COMÉRCIO

Comércio imigrante transforma avenida Nordestina em via nigeriana

The Tallest, cybercafé em Guaianases Avener Prado/Folhapress

LEANDRO MACHADO
AVENER PRADO

DE SÃO PAULO

Na fachada azul e vermelha no meio de Guaianases, está escrito tudo em inglês: Tallest Cyber Café - Internet Browsing and International Call Center. Do lado de dentro, um cartaz dá instrução de como manusear a porta: "Take easy and close".

Na LAN house do nigeriano Victor Chukwuebulka, 31, a poucos metros da estação de trem, fala-se quase tudo em inglês. Ele chegou ao Brasil há sete anos e, por muito tempo, trabalhou na construção civil.

Foi um pioneiro no empreendedorismo imigrante de Guaianases, que agora tem restaurante, bares e salão de cabeleireiro.

O comércio serve como refúgio e ponto de encontro dos estrangeiros.

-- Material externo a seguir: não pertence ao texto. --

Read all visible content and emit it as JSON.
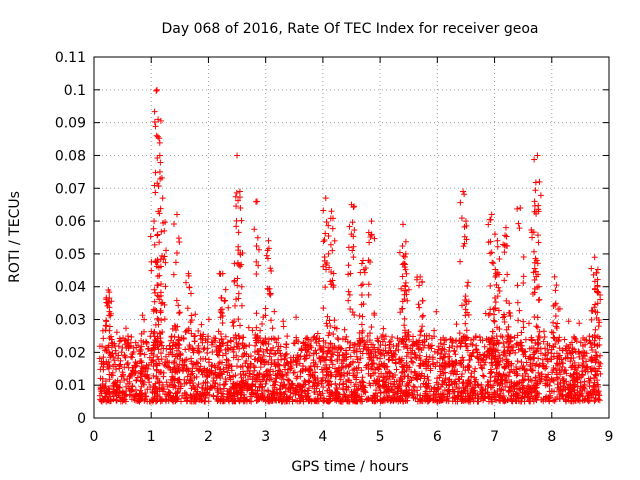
{
  "chart_data": {
    "type": "scatter",
    "title": "Day 068 of 2016, Rate Of TEC Index for receiver geoa",
    "xlabel": "GPS time / hours",
    "ylabel": "ROTI / TECUs",
    "xlim": [
      0,
      9
    ],
    "ylim": [
      0,
      0.11
    ],
    "xticks": [
      0,
      1,
      2,
      3,
      4,
      5,
      6,
      7,
      8,
      9
    ],
    "xtick_labels": [
      "0",
      "1",
      "2",
      "3",
      "4",
      "5",
      "6",
      "7",
      "8",
      "9"
    ],
    "yticks": [
      0,
      0.01,
      0.02,
      0.03,
      0.04,
      0.05,
      0.06,
      0.07,
      0.08,
      0.09,
      0.1,
      0.11
    ],
    "ytick_labels": [
      "0",
      "0.01",
      "0.02",
      "0.03",
      "0.04",
      "0.05",
      "0.06",
      "0.07",
      "0.08",
      "0.09",
      "0.1",
      "0.11"
    ],
    "grid": true,
    "marker": "+",
    "marker_color": "#ff0000",
    "x_range_data": [
      0.1,
      8.85
    ],
    "baseline_band": [
      0.005,
      0.025
    ],
    "spikes": [
      {
        "x": 0.25,
        "y": 0.039
      },
      {
        "x": 1.05,
        "y": 0.06
      },
      {
        "x": 1.1,
        "y": 0.1
      },
      {
        "x": 1.12,
        "y": 0.091
      },
      {
        "x": 1.15,
        "y": 0.08
      },
      {
        "x": 1.2,
        "y": 0.067
      },
      {
        "x": 1.45,
        "y": 0.062
      },
      {
        "x": 1.65,
        "y": 0.044
      },
      {
        "x": 2.25,
        "y": 0.044
      },
      {
        "x": 2.5,
        "y": 0.08
      },
      {
        "x": 2.55,
        "y": 0.069
      },
      {
        "x": 2.85,
        "y": 0.066
      },
      {
        "x": 3.05,
        "y": 0.054
      },
      {
        "x": 4.05,
        "y": 0.067
      },
      {
        "x": 4.15,
        "y": 0.063
      },
      {
        "x": 4.5,
        "y": 0.065
      },
      {
        "x": 4.7,
        "y": 0.048
      },
      {
        "x": 4.85,
        "y": 0.06
      },
      {
        "x": 5.4,
        "y": 0.059
      },
      {
        "x": 5.45,
        "y": 0.05
      },
      {
        "x": 5.7,
        "y": 0.043
      },
      {
        "x": 6.45,
        "y": 0.069
      },
      {
        "x": 6.5,
        "y": 0.06
      },
      {
        "x": 6.95,
        "y": 0.062
      },
      {
        "x": 7.05,
        "y": 0.054
      },
      {
        "x": 7.2,
        "y": 0.058
      },
      {
        "x": 7.45,
        "y": 0.064
      },
      {
        "x": 7.7,
        "y": 0.066
      },
      {
        "x": 7.75,
        "y": 0.08
      },
      {
        "x": 8.05,
        "y": 0.043
      },
      {
        "x": 8.75,
        "y": 0.049
      },
      {
        "x": 8.8,
        "y": 0.04
      }
    ]
  }
}
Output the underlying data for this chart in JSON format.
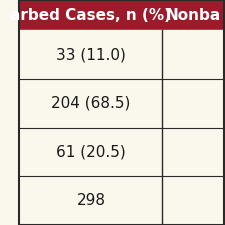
{
  "header_left": "arbed Cases, n (%)",
  "header_right": "Nonba",
  "rows": [
    "33 (11.0)",
    "204 (68.5)",
    "61 (20.5)",
    "298"
  ],
  "header_bg": "#9B1B2A",
  "header_text_color": "#FFFFFF",
  "row_bg": "#FAF7EC",
  "cell_text_color": "#1a1a1a",
  "divider_color": "#2a2a2a",
  "header_fontsize": 11,
  "cell_fontsize": 11,
  "fig_width": 2.25,
  "fig_height": 2.25
}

É de lá que saem para jogar futebol, para a igreja. É onde se encontram depois do expediente.

Victor montou o Tallest (mais alto, em inglês) em um pequeno imóvel de Guaianases há um ano e meio, depois de anos trabalhando na construção civil. Ali disponibiliza 14 computadores e seis telefones que fazem ligações para o exterior.

Inicialmente, tinha como alvo o público da Copa. O bairro é vizinho a Itaquera, onde ocorreram jogos do Mundial, inclusive a abertura.

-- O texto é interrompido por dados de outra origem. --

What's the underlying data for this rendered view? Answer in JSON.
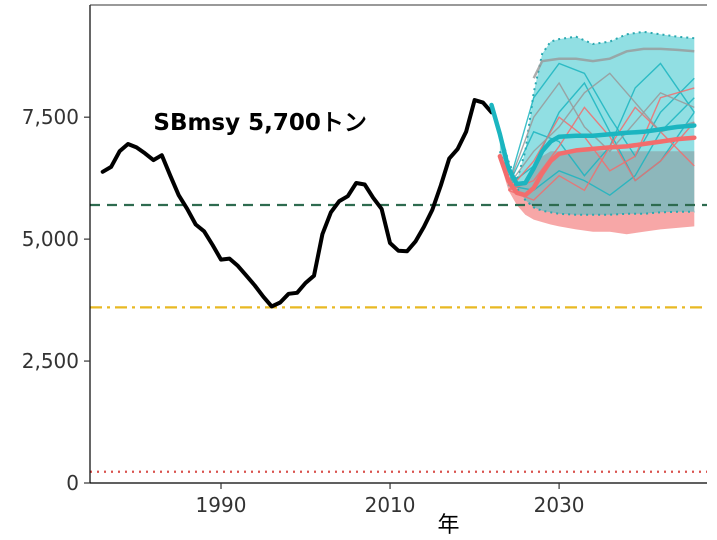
{
  "chart_data": {
    "type": "line",
    "title": "",
    "xlabel": "年",
    "ylabel": "",
    "xlim": [
      1974.5,
      2047.5
    ],
    "ylim": [
      0,
      9800
    ],
    "x_ticks": [
      1990,
      2010,
      2030
    ],
    "x_tick_labels": [
      "1990",
      "2010",
      "2030"
    ],
    "y_ticks": [
      0,
      2500,
      5000,
      7500
    ],
    "y_tick_labels": [
      "0",
      "2,500",
      "5,000",
      "7,500"
    ],
    "grid": false,
    "legend": "none",
    "annotation": {
      "text": "SBmsy 5,700トン",
      "x": 1982,
      "y": 7400
    },
    "colors": {
      "history": "#000000",
      "cyan": "#1bb5c0",
      "red": "#f26d6d",
      "cyan_band": "#36c4cc",
      "red_band": "#f48a8a",
      "band_edge": "#2aa8b0",
      "sbmsy_line": "#2e6b4f",
      "limit_line": "#e8b923",
      "ban_line": "#d9534f",
      "grey_line": "#999999"
    },
    "reference_lines": [
      {
        "name": "SBmsy",
        "y": 5700,
        "style": "dashed",
        "color_key": "sbmsy_line"
      },
      {
        "name": "SBlimit",
        "y": 3600,
        "style": "dashdot",
        "color_key": "limit_line"
      },
      {
        "name": "SBban",
        "y": 230,
        "style": "dotted",
        "color_key": "ban_line"
      }
    ],
    "series": [
      {
        "role": "history",
        "x": [
          1976,
          1977,
          1978,
          1979,
          1980,
          1981,
          1982,
          1983,
          1984,
          1985,
          1986,
          1987,
          1988,
          1989,
          1990,
          1991,
          1992,
          1993,
          1994,
          1995,
          1996,
          1997,
          1998,
          1999,
          2000,
          2001,
          2002,
          2003,
          2004,
          2005,
          2006,
          2007,
          2008,
          2009,
          2010,
          2011,
          2012,
          2013,
          2014,
          2015,
          2016,
          2017,
          2018,
          2019,
          2020,
          2021,
          2022
        ],
        "y": [
          6380,
          6480,
          6800,
          6950,
          6880,
          6760,
          6620,
          6720,
          6300,
          5900,
          5620,
          5300,
          5160,
          4880,
          4580,
          4600,
          4450,
          4250,
          4050,
          3820,
          3620,
          3700,
          3880,
          3900,
          4100,
          4250,
          5100,
          5550,
          5780,
          5880,
          6150,
          6120,
          5850,
          5620,
          4920,
          4760,
          4750,
          4950,
          5250,
          5600,
          6100,
          6650,
          6850,
          7200,
          7850,
          7800,
          7600
        ]
      },
      {
        "role": "projection-mean-cyan",
        "x": [
          2022,
          2023,
          2024,
          2025,
          2026,
          2027,
          2028,
          2029,
          2030,
          2032,
          2034,
          2036,
          2038,
          2040,
          2042,
          2044,
          2046
        ],
        "y": [
          7750,
          7150,
          6450,
          6130,
          6150,
          6450,
          6800,
          7000,
          7100,
          7120,
          7120,
          7150,
          7180,
          7200,
          7250,
          7300,
          7330
        ]
      },
      {
        "role": "projection-mean-red",
        "x": [
          2023,
          2024,
          2025,
          2026,
          2027,
          2028,
          2029,
          2030,
          2032,
          2034,
          2036,
          2038,
          2040,
          2042,
          2044,
          2046
        ],
        "y": [
          6700,
          6200,
          5950,
          5900,
          6050,
          6350,
          6600,
          6750,
          6820,
          6850,
          6880,
          6900,
          6950,
          7000,
          7050,
          7080
        ]
      }
    ],
    "bands": [
      {
        "role": "cyan-range",
        "x": [
          2023,
          2024,
          2025,
          2026,
          2027,
          2028,
          2029,
          2030,
          2032,
          2034,
          2036,
          2038,
          2040,
          2042,
          2044,
          2046
        ],
        "lower": [
          6800,
          6300,
          6050,
          5800,
          5650,
          5580,
          5550,
          5520,
          5500,
          5500,
          5500,
          5520,
          5520,
          5550,
          5560,
          5560
        ],
        "upper": [
          7200,
          6600,
          6200,
          6800,
          8000,
          8800,
          9050,
          9100,
          9150,
          9000,
          9050,
          9200,
          9250,
          9200,
          9150,
          9120
        ]
      },
      {
        "role": "red-range",
        "x": [
          2023,
          2024,
          2025,
          2026,
          2027,
          2028,
          2029,
          2030,
          2032,
          2034,
          2036,
          2038,
          2040,
          2042,
          2044,
          2046
        ],
        "lower": [
          6600,
          6000,
          5700,
          5500,
          5400,
          5350,
          5300,
          5260,
          5200,
          5150,
          5150,
          5100,
          5150,
          5200,
          5230,
          5260
        ],
        "upper": [
          6800,
          6300,
          6100,
          6200,
          6500,
          6700,
          6800,
          6800,
          6800,
          6800,
          6800,
          6800,
          6800,
          6800,
          6800,
          6800
        ]
      }
    ],
    "grey_envelope": {
      "x": [
        2027,
        2028,
        2030,
        2032,
        2034,
        2036,
        2038,
        2040,
        2042,
        2044,
        2046
      ],
      "y": [
        8300,
        8650,
        8700,
        8700,
        8650,
        8700,
        8850,
        8900,
        8900,
        8880,
        8850
      ]
    },
    "sample_paths": [
      {
        "color_key": "cyan",
        "x": [
          2024,
          2027,
          2030,
          2033,
          2036,
          2039,
          2042,
          2046
        ],
        "y": [
          6100,
          7900,
          8600,
          8400,
          7500,
          6700,
          7600,
          8300
        ]
      },
      {
        "color_key": "cyan",
        "x": [
          2024,
          2027,
          2030,
          2033,
          2036,
          2039,
          2042,
          2046
        ],
        "y": [
          6100,
          6500,
          7600,
          8200,
          7200,
          6200,
          6600,
          7600
        ]
      },
      {
        "color_key": "cyan",
        "x": [
          2024,
          2027,
          2030,
          2033,
          2036,
          2039,
          2042,
          2046
        ],
        "y": [
          6100,
          6000,
          6400,
          6200,
          5900,
          6300,
          7200,
          7900
        ]
      },
      {
        "color_key": "cyan",
        "x": [
          2024,
          2027,
          2030,
          2033,
          2036,
          2039,
          2042,
          2046
        ],
        "y": [
          6100,
          7200,
          7000,
          6300,
          6900,
          8100,
          8600,
          7600
        ]
      },
      {
        "color_key": "red",
        "x": [
          2024,
          2027,
          2030,
          2033,
          2036,
          2039,
          2042,
          2046
        ],
        "y": [
          6000,
          6200,
          6900,
          7700,
          7100,
          6200,
          6600,
          7400
        ]
      },
      {
        "color_key": "red",
        "x": [
          2024,
          2027,
          2030,
          2033,
          2036,
          2039,
          2042,
          2046
        ],
        "y": [
          6000,
          5800,
          6300,
          6000,
          6900,
          7700,
          7200,
          6500
        ]
      },
      {
        "color_key": "red",
        "x": [
          2024,
          2027,
          2030,
          2033,
          2036,
          2039,
          2042,
          2046
        ],
        "y": [
          6000,
          6600,
          7500,
          7100,
          6400,
          6700,
          7900,
          8100
        ]
      },
      {
        "color_key": "grey_line",
        "x": [
          2024,
          2027,
          2030,
          2033,
          2036,
          2039,
          2042,
          2046
        ],
        "y": [
          6100,
          7500,
          8200,
          7300,
          6800,
          7400,
          8000,
          7700
        ]
      },
      {
        "color_key": "grey_line",
        "x": [
          2024,
          2027,
          2030,
          2033,
          2036,
          2039,
          2042,
          2046
        ],
        "y": [
          6100,
          6800,
          7300,
          8000,
          8400,
          7800,
          7200,
          7400
        ]
      }
    ]
  }
}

Victor acreditava que Guaianases receberia um grande número de turistas por causa do evento. A surpresa veio depois, com a chegada em massa de haitianos. Seu comércio bombou.

O fluxo é grande, principalmente à noite, quando estrangeiros que trabalham em outros pontos da cidade chegam nos trens lotados.

COMUNICAÇÃO

Dentro da loja, Victor conversa em inglês ou no dialeto igbo com seus conterrâneos. Até que entra algum haitiano, falando crioulo e francês. O comerciante Victor, então, se vê obrigado a arranhar o português, único idioma comum aos dois grupos de imigrantes do bairro.

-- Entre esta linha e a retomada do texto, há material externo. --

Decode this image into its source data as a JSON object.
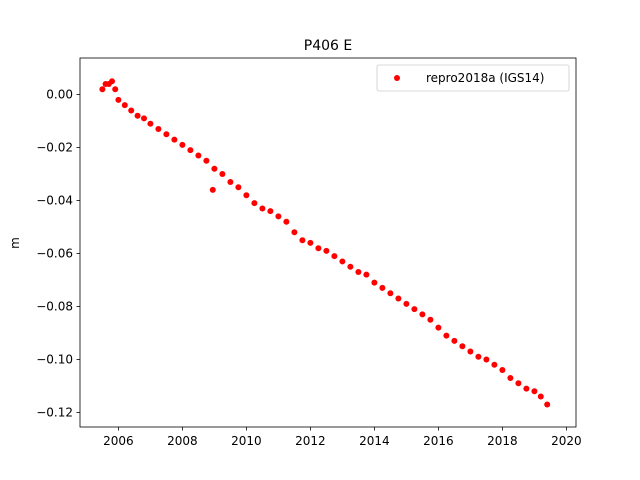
{
  "chart_data": {
    "type": "scatter",
    "title": "P406 E",
    "xlabel": "",
    "ylabel": "m",
    "xlim": [
      2004.8,
      2020.3
    ],
    "ylim": [
      -0.1255,
      0.0138
    ],
    "xticks": [
      2006,
      2008,
      2010,
      2012,
      2014,
      2016,
      2018,
      2020
    ],
    "xtick_labels": [
      "2006",
      "2008",
      "2010",
      "2012",
      "2014",
      "2016",
      "2018",
      "2020"
    ],
    "yticks": [
      0.0,
      -0.02,
      -0.04,
      -0.06,
      -0.08,
      -0.1,
      -0.12
    ],
    "ytick_labels": [
      "0.00",
      "−0.02",
      "−0.04",
      "−0.06",
      "−0.08",
      "−0.10",
      "−0.12"
    ],
    "grid": false,
    "legend_position": "top-right",
    "series": [
      {
        "name": "repro2018a (IGS14)",
        "color": "#ff0000",
        "marker": "circle",
        "x": [
          2005.5,
          2005.6,
          2005.7,
          2005.8,
          2005.9,
          2006.0,
          2006.2,
          2006.4,
          2006.6,
          2006.8,
          2007.0,
          2007.25,
          2007.5,
          2007.75,
          2008.0,
          2008.25,
          2008.5,
          2008.75,
          2009.0,
          2009.25,
          2009.5,
          2009.75,
          2010.0,
          2010.25,
          2010.5,
          2010.75,
          2011.0,
          2011.25,
          2011.5,
          2011.75,
          2012.0,
          2012.25,
          2012.5,
          2012.75,
          2013.0,
          2013.25,
          2013.5,
          2013.75,
          2014.0,
          2014.25,
          2014.5,
          2014.75,
          2015.0,
          2015.25,
          2015.5,
          2015.75,
          2016.0,
          2016.25,
          2016.5,
          2016.75,
          2017.0,
          2017.25,
          2017.5,
          2017.75,
          2018.0,
          2018.25,
          2018.5,
          2018.75,
          2019.0,
          2019.2,
          2019.4
        ],
        "y": [
          0.002,
          0.004,
          0.004,
          0.005,
          0.002,
          -0.002,
          -0.004,
          -0.006,
          -0.008,
          -0.009,
          -0.011,
          -0.013,
          -0.015,
          -0.017,
          -0.019,
          -0.021,
          -0.023,
          -0.025,
          -0.028,
          -0.03,
          -0.033,
          -0.035,
          -0.038,
          -0.041,
          -0.043,
          -0.044,
          -0.046,
          -0.048,
          -0.052,
          -0.055,
          -0.056,
          -0.058,
          -0.059,
          -0.061,
          -0.063,
          -0.065,
          -0.067,
          -0.068,
          -0.071,
          -0.073,
          -0.075,
          -0.077,
          -0.079,
          -0.081,
          -0.083,
          -0.085,
          -0.088,
          -0.091,
          -0.093,
          -0.095,
          -0.097,
          -0.099,
          -0.1,
          -0.102,
          -0.104,
          -0.107,
          -0.109,
          -0.111,
          -0.112,
          -0.114,
          -0.117
        ]
      },
      {
        "name": "",
        "color": "#ff0000",
        "marker": "circle",
        "x": [
          2008.95
        ],
        "y": [
          -0.036
        ]
      }
    ]
  }
}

Aí vem a dificuldade. Muitos haitianos, principalmente os recém chegados ao país, ainda falam muito pouco o português.

Numa noite de setembro, o comerciante tentava explicar a um deles que a conta de uma ligação internacional era de R$ 18. O cliente só tinha R$ 11.

A negociação, enrolada por causa das dificuldades com o idioma, se arrastou por cinco minutos. Mas Victor tem paciência. É por causa principalmente dos haitianos que sua LAN house cresceu.

Avener Prado/Folhapress
O cabeleireiro nigeriano Jeff
O cabeleireiro nigeriano Jeff "Hair Cut", como prefere ser chamado, em seu salão na avenida Nordestina, em Guaianases

CHAMADAS TELEFÔNICAS

Ao lado do caixa, um cartaz mostra o preço do minuto da ligação para vários países. Para o Haiti custa R$ 1,10. Gâmbia, R$ 1,60. Togo, R$ 1. E assim vai.

Victor explica que os imigrantes têm parentes e amigos em vários países. Por isso, precisou diversificar o rol de destinos das ligações.

"Eu mesmo tenho parentes no Estados Unidos, no Canadá, na Inglaterra", conta o nigeriano, vestindo uma blusa do São Paulo, time que adotou quando chegou ao Brasil.

As chamadas dos haitianos duram poucos minutos. Eles parecem ter pouco dinheiro ou preferem economizar.

'HAIR CUT'

Perto dali, a avenida Nordestina –nomeada assim em homenagem aos retirantes que povoaram o bairro no século 20– é hoje a via dos nigerianos. Ali, os africanos comandam restaurante, bar, igrejas e um cabeleireiro.

No salão, Jeff "Hair Cut", como prefere ser chamado, recebe amigos para o corte que custa R$ 20. O movimento cresce no sábado, um dia antes de um culto evangélico de nigerianos.

Jeff chegou há três meses a São Paulo. Montou a lojinha com apoio do pastor Richmond Chukwemeka, 39, que também tem um negócio de ligações internacionais.

Alguns metros acima, na mesma avenida, os africanos costumam almoçar em um bar comandado por um nigeriano. A comida é típica, mas, aos sábados, tem forró ao vivo.

Avener Prado/Folhapress
Imigrante senegalês Abdoul Barro, 30, vende fones e equipamentos eletrônicos próximo à estação Guaianases
Imigrante senegalês Abdoul Barro, 30, vende fones e equipamentos eletrônicos próximo à estação Guaianases

FONE COM MICROFONE

São 18h, e a estação de Guaianases ferve de gente. Os trens desembarcam lotados. Do lado de fora, uma multidão forma filas no ponto dos ônibus. Um homem negro se destaca pela alta estatura. Segura um rolo de fones de celular e um pau de selfie.

É o senegalês Abdoul Barro, 30. Ele grita bem rápido: "Fone, fone com microfone. Fone, fone com microfone".

Recém-chegado ao Brasil, fala pouquíssimo português. Só sabe bem uma coisa: "Fone, fone com microfone".

Abdoul Barro vive no centro. Vai para Guaianases apenas para tentar vender suas bugigangas. "Aqui é tranquilo, aqui não tem... não tem...". Fiscalização. Como Abdoul, os camelôs rodam livres em Guaianases.